The company also removed transgender and non-binary “themes” on its Messenger chat app, which allows users to customize the app's colors and wallpaper, two employees said. 404 Media before reported about the change.
That same day, at Meta offices in Silicon Valley, Texas, and New York, facility managers were instructed to remove tampons from men's bathrooms, which the company had provided to nonbinary and transgender employees who use the tampon. men's bathroom and may have required sanitary pads, two employees said.

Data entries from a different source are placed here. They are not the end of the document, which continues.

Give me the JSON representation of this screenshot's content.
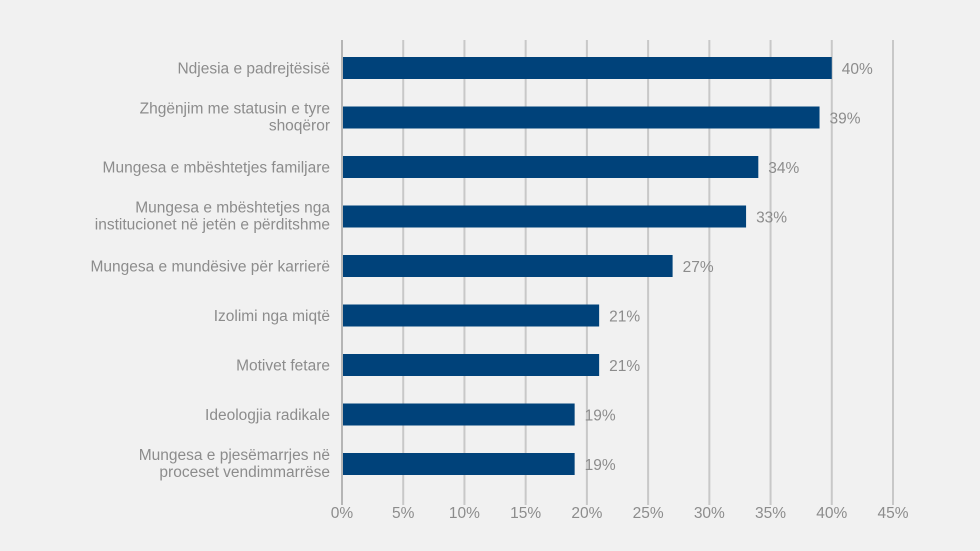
{
  "chart_data": {
    "type": "bar",
    "orientation": "horizontal",
    "categories": [
      [
        "Ndjesia e padrejtësisë"
      ],
      [
        "Zhgënjim me statusin e tyre",
        "shoqëror"
      ],
      [
        "Mungesa e mbështetjes familjare"
      ],
      [
        "Mungesa e mbështetjes nga",
        "institucionet në jetën e përditshme"
      ],
      [
        "Mungesa e mundësive për karrierë"
      ],
      [
        "Izolimi nga miqtë"
      ],
      [
        "Motivet fetare"
      ],
      [
        "Ideologjia radikale"
      ],
      [
        "Mungesa e pjesëmarrjes në",
        "proceset vendimmarrëse"
      ]
    ],
    "values": [
      40,
      39,
      34,
      33,
      27,
      21,
      21,
      19,
      19
    ],
    "data_labels": [
      "40%",
      "39%",
      "34%",
      "33%",
      "27%",
      "21%",
      "21%",
      "19%",
      "19%"
    ],
    "xlim": [
      0,
      45
    ],
    "xticks": [
      0,
      5,
      10,
      15,
      20,
      25,
      30,
      35,
      40,
      45
    ],
    "xtick_labels": [
      "0%",
      "5%",
      "10%",
      "15%",
      "20%",
      "25%",
      "30%",
      "35%",
      "40%",
      "45%"
    ],
    "grid": "vertical",
    "title": "",
    "xlabel": "",
    "ylabel": "",
    "colors": {
      "bar": "#00427a",
      "grid": "#c8c8c8",
      "text": "#8c8c8c",
      "background": "#f1f1f1"
    }
  }
}
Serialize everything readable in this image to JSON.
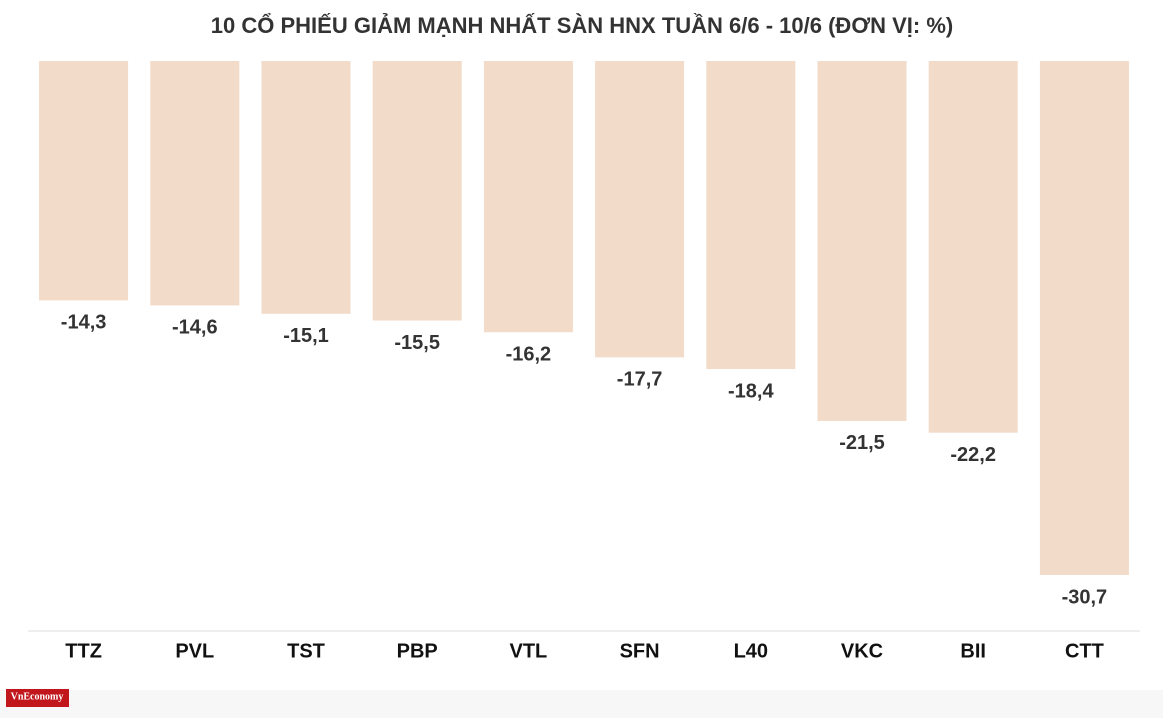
{
  "chart_data": {
    "type": "bar",
    "title": "10 CỔ PHIẾU GIẢM MẠNH NHẤT SÀN HNX TUẦN 6/6 - 10/6 (ĐƠN VỊ: %)",
    "categories": [
      "TTZ",
      "PVL",
      "TST",
      "PBP",
      "VTL",
      "SFN",
      "L40",
      "VKC",
      "BII",
      "CTT"
    ],
    "values": [
      -14.3,
      -14.6,
      -15.1,
      -15.5,
      -16.2,
      -17.7,
      -18.4,
      -21.5,
      -22.2,
      -30.7
    ],
    "value_labels": [
      "-14,3",
      "-14,6",
      "-15,1",
      "-15,5",
      "-16,2",
      "-17,7",
      "-18,4",
      "-21,5",
      "-22,2",
      "-30,7"
    ],
    "color": "#f2dbc8"
  },
  "logo": "VnEconomy"
}
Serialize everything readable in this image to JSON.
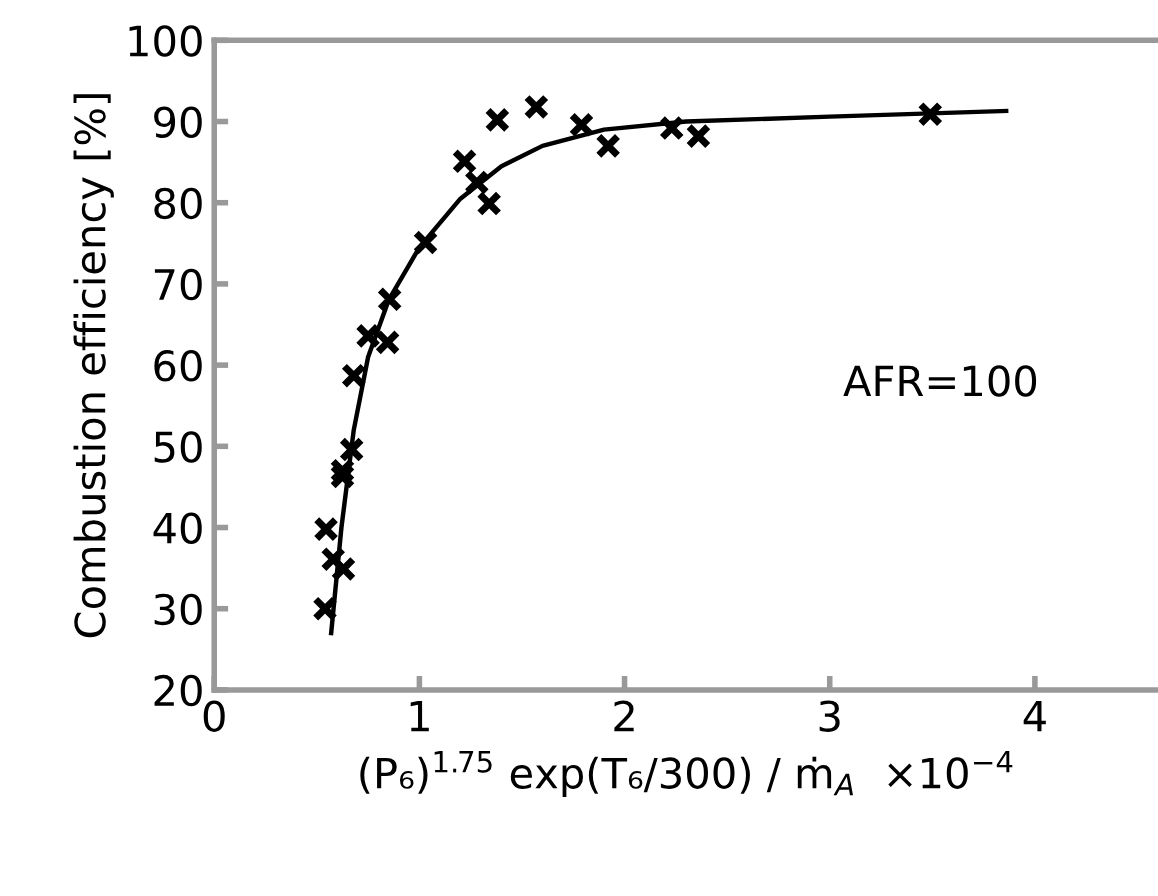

Some employees were furious about what they saw as efforts by executives to hide changes to the “Hateful Conduct” policy before it was announced, two people said. While people across the policy division often see and comment on important reviews, most didn't get the chance this time.
At Workplace, Meta's Slack-like internal communications software, employees began arguing about the changes. At the @Pride employee resource group, where workers who support LGBTQ issues gather, at least one person announced their resignation while others communicated privately that they planned to look for work elsewhere, two people said.
In a post this week in the @Pride group, Alex Schultz, Meta's chief marketing officer, defended Zuckerberg and said topics like transgender issues had become politicized. He said Meta's policies should not stand in the way of social debate and pointed to Roe v. Wade's landmark abortion case as an example of how “the courts got ahead of society” in the 1970s. Schultz said the courts “politicized” the issue rather than allowing it to be debated civilly.
“We find that issues become politicized and remain in the political conversation much longer than they would have if society simply debated them,” Schultz wrote. He said looser restrictions on expression in Meta apps would allow for this type of debate.
In his interview with Rogan on Friday, Zuckerberg denied making sweeping changes to appease the incoming Trump administration, but said the election did influence his thinking.
“The nice thing about doing it after the election is that you can take the cultural pulse,” he said. “We got to this point where there were things that couldn't be said and that were just dominant discourses.”